Se fossi un angel investor, invece che buttare denaro nell’intelligenza artificiale surrettizia, cercherei una disruption nello spazio delle videoconferenze, che si trova in una involuzione malinconica, fastidiosa e deprimente.
Come si diceva qualche giorno fa, siamo rimasti ai mezzibusti ed è solo l’inizio. Zero educazione e formazione a parlare in un obiettivo; il dramma umano ed estetico dello sfondo salottiero è stato risolto eliminandolo e ora hanno tutti lo sfondo sfocato oppure quello finto, il loft, la spiaggia caraibica, una tristezza fantozziana infinita quanto l’omologazione.
Manca il protocollo per salutarsi, all’inizio e alla fine. Mancano sistemi per reagire visivamente in modo utile (alzare la mano serve poco, servono sì e no, servono domande a risposta multipla e ad esclusione, il software dovrebbe calcolare i risultati). La tragica condivisione schermo – oramai segnale di liberi tutti nel quotidiano – dovrebbe diventare una finestra sullo schermo degli spettatori, che mostra le cose effettivamente utili grazie a zoom ed evidenziazioni sullo schermo del presentatore.
Apple ha fatto in parte la sua parte: posto che tutti utilizzino FaceTime, funzioni come l’inquadratura che segue la persona o la possibilità di mostrare la superficie della scrivania sono ottime. Manca invece – purtroppo è l’unica in cui possiamo sperare – il grokking che Steve Jobs poco prima di morire aveva dichiarato di avere ottenuto con la televisione: smontare il meccanismo e capire come funziona realmente, per realizzare qualcosa capace di approfittarne e servire bene gli utenti, cioè alla fine l’azienda.
Per condividere un documento dovrebbe bastare trascinare un’icona sopra un droplet a forma di Mercurio alato (per dire) e questo apparirebbe come finestra galleggiante sullo schermo del pubblico. Dovrebbe bastare riassemblare delle icone per creare al volo stanze temporanee con un sottoinsieme dei partecipanti, che magari vogliono discutere un particolare in confidenza. Le chat sembrano un retropensiero; dovrebbe essere immediata mandare un messaggio a un singolo o a un gruppo.
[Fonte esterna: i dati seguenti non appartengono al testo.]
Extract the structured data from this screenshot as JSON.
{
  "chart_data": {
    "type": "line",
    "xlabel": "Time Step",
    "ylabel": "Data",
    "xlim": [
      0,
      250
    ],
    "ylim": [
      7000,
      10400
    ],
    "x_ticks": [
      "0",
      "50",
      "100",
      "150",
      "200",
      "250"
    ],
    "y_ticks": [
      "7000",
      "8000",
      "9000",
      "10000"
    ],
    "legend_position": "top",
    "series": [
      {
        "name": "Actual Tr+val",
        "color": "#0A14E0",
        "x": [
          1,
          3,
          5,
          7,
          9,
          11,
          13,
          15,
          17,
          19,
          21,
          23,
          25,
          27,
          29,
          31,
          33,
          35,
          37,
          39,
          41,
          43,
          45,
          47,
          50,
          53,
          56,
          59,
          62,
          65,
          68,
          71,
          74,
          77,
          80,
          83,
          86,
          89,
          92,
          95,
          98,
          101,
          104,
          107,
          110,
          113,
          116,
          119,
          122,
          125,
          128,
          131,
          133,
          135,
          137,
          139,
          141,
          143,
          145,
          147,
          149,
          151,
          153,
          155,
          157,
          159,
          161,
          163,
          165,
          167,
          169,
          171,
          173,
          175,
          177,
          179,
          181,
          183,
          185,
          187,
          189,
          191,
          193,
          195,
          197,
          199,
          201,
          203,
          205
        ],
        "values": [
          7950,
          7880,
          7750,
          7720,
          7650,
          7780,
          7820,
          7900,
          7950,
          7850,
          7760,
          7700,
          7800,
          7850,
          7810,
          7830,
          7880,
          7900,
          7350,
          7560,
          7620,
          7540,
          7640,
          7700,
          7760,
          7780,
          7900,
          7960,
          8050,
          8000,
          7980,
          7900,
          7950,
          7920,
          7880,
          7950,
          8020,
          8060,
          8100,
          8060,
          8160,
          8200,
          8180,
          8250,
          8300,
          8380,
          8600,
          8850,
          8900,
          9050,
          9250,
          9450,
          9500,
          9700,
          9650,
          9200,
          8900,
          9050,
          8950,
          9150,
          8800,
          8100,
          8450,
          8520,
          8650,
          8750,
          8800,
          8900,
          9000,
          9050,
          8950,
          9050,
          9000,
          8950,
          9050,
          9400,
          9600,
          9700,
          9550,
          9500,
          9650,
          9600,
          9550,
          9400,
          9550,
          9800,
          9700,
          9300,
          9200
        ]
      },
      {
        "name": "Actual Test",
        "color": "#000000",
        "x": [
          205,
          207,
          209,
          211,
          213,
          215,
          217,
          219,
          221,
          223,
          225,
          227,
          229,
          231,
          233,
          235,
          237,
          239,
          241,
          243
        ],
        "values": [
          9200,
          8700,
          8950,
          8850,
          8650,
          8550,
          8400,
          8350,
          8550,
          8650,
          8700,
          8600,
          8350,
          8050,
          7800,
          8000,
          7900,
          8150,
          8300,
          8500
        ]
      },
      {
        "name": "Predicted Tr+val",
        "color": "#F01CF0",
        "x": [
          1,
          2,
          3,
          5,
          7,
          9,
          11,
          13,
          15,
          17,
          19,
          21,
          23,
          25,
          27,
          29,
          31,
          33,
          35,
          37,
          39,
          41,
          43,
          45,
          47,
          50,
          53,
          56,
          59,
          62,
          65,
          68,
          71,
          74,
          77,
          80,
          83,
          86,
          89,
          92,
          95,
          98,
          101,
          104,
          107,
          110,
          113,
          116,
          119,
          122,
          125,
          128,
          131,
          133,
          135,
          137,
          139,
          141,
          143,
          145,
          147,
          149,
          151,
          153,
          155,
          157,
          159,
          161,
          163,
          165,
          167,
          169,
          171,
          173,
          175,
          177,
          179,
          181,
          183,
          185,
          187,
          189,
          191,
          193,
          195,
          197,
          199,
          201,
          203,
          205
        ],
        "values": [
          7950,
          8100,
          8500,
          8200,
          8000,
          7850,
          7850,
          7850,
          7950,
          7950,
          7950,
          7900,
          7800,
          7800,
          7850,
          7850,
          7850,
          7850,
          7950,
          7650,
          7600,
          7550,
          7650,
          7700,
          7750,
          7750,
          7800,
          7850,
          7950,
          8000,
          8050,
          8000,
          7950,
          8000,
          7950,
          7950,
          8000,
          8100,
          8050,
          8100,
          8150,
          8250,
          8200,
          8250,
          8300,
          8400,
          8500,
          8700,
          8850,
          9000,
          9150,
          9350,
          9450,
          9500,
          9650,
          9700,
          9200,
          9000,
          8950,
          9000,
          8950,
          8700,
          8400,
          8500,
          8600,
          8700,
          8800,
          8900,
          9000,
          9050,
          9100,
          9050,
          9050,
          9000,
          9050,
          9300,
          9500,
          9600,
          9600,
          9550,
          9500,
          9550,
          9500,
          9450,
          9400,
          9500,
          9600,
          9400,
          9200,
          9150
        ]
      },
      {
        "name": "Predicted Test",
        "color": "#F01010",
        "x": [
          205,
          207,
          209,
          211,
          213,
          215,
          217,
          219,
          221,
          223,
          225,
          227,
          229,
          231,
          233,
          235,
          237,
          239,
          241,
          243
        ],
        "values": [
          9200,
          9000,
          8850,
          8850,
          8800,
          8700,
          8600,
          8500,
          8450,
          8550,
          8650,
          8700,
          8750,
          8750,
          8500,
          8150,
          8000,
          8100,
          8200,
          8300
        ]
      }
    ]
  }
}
Prima, molto prima di scomodare il metaverso – la gente ride, ma la realtà è che una riunione tra avatar su un’isoletta in Fortnite funziona molto meglio di una comparsata a sfondo finto nella sala riunioni tutti in grisaglia che è diventata Teams – si possono fare migliaia di cose. Un campo di ricerca che vale da solo una tesi: come riprodurre efficacemente i protocolli sociali della macchinetta del caffè, dell’incontro in corridoio, della persona che bussa e dice hai cinque minuti? Non sono tutti disturbi, a volte stemperano la tensione e fanno venire un’idea, quando siamo in ufficio ci viene voglia di fare una pausa e disturbare (in senso lato) un collega mentre i sistemi attuali di videoconferenza lo scoraggiano mortalmente.
Purtroppo diventa sempre più evidente che nemmeno le multinazionali vogliono o possono realizzare davvero la trasformazione digitale. Serve capacità di spezzare gli schemi, di andare fuori dal seminato, di fare proposte anche disturbanti ma capaci di spostare l’asticella decisamente più su.
Nel frattempo, se almeno rendessimo obbligatoria per le aziende e i professionisti una ring light.